My darling daughter,
Thanks to the Internet I now know where you are and I can breathe again. Your pudgy parents are very good detectives thanks to SVU-TV and a few years working with inter-city youth when you were just young. I never thought I would use my hunting down skills on you.
Your mother was very upset when you left without telling anyone. She assumed the worst, and frankly, I did as well. Those were a few very frightening hours for both of us because we love you, want the best for you, and certainly don't want you in any danger.
I am relieved to hear that you have only run away and not something horrible from my list of horrible things that could happen. (Running away was number 14 on my list of bad things -- becoming a Ute fan is currently about number 35 and I don't even want to think about the top ten.)
As a dad, I think it's good that you are being assertive. I think you should have taken the reins years ago. Well, not years ago, but I am glad that you are trying to take control of your life. You always had the ability to, and I'm so pleased you see that now.
Of course, the way you did it was problematic. Not telling anyone you were going, and leaving when we were asleep was scary. Now that we know where you are, lets talk about what you need and a little about what we need as your parents while we are at it.
Concerning this boy; He does sound like a nice guy, but it might be a good thing if he and I meet in a public place for the first time or two. Right now I want to feed him to the chicken, and if that means me investing time to make bite sized pieces of him... well, I have the skills, the energy and the inclination for that.
Maybe we should hold off on introductions until you mother can hide all the pocket knives.
Right now I am just so happy that we know where you are and that you are safe that I am tempted to say, "just come on home and don't worry about anything!". But if you are home for a couple of weeks and we are having to pick up after you, I cant guarantee that I won't ask you to help.
I am OK with you taking over the basement, but I don't want to have to bring in a bulldozer once a month to clean it. If you want claim the space as yours, you will need to keep it relatively clean. If I see any raccoons crawl up the stairs I might set up an appointment, as your landlord, to spray for what-evers.
We need to get your health to a manageable level: that's first priority. But there is something else that is going to be huge. You need to find something that you are passionate about, and it can't be Facebook and phone games. There needs to be something you love to do that makes a difference, even if that difference is only in your heart.

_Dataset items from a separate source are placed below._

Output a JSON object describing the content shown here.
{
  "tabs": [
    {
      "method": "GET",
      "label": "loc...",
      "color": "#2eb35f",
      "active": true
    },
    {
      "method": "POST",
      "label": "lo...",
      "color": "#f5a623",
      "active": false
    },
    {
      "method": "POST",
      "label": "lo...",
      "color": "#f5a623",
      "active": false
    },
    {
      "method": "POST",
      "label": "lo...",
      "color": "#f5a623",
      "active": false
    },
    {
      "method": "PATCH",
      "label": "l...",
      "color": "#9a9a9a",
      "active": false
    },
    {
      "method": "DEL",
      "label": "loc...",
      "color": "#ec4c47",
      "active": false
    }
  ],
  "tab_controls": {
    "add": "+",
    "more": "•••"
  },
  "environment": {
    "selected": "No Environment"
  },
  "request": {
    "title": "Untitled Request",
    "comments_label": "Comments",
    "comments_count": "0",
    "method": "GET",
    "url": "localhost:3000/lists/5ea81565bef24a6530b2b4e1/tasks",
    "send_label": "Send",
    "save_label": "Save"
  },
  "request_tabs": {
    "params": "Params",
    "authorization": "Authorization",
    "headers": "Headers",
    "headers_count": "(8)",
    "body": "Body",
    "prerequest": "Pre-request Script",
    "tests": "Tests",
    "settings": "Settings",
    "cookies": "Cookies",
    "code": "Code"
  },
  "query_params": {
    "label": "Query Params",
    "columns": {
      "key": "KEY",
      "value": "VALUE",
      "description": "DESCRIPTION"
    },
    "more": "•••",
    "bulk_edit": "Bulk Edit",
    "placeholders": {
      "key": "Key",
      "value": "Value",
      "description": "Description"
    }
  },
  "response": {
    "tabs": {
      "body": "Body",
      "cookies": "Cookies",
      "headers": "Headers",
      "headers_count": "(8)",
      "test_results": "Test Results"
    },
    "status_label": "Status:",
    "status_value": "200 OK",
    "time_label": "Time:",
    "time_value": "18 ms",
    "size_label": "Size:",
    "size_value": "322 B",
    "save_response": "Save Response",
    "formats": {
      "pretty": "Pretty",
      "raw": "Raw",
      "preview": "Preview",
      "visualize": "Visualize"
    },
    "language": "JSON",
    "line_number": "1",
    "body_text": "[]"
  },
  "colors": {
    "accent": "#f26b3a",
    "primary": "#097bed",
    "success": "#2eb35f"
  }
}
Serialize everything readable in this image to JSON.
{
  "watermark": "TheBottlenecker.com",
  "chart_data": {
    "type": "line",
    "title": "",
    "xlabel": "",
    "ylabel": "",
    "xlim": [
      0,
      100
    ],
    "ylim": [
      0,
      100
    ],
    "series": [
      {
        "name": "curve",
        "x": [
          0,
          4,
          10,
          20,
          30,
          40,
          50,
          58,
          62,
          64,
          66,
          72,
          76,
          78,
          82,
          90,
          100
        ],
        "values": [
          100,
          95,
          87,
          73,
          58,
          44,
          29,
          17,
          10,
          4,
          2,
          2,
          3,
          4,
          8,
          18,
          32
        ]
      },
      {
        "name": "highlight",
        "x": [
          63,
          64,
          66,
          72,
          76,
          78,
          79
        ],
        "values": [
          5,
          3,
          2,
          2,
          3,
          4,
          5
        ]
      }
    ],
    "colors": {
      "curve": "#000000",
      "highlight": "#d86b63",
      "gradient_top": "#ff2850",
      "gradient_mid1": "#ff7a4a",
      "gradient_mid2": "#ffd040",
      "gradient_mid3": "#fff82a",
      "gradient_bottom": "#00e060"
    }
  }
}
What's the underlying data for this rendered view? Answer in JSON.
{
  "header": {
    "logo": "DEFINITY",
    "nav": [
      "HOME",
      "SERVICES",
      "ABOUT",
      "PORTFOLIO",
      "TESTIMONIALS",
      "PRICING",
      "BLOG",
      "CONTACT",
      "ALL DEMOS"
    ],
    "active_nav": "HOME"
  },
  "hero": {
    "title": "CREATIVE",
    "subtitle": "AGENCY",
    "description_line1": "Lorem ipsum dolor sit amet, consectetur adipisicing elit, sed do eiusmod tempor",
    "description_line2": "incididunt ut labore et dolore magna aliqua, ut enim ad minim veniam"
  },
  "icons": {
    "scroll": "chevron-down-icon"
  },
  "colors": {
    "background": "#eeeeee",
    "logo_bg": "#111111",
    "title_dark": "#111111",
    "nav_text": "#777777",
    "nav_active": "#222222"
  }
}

If you come home, I will do my best to respect your space and help you find something you can live for.
I don't want anything happening to you, and your mother and I have been around long enough to have good feelings about you not being here.
So here is my "dad list" of things I can do to help you. I am a dad. Dads make lists.
|See how nice a purple room can be?|
1- Get you feeling better health-wise.
2- Set your bedroom up in the basement and prepare to have a wall painted purple of some other ghastly color.
3- Help you find something she loves to do.
4- Show you every day how much I love you.
5- Don't kill the boyfriend dude.
I will abide by this. If there is something else I can do, let me know and I will add it to the list.
Now, I am going to go take a well deserved pill -- but before I do, let me sum up. Be kind to your mother; I like the fact that you have a boyfriend -- though if you think anything of him at all you will keep him away from me for a while; Way to go with showing some "ummph" and being proactive; I will try to do better.
And I love you very much. - Dad
Annie has returned, folks. Things are better, and I have not had to paint anything purple...yet.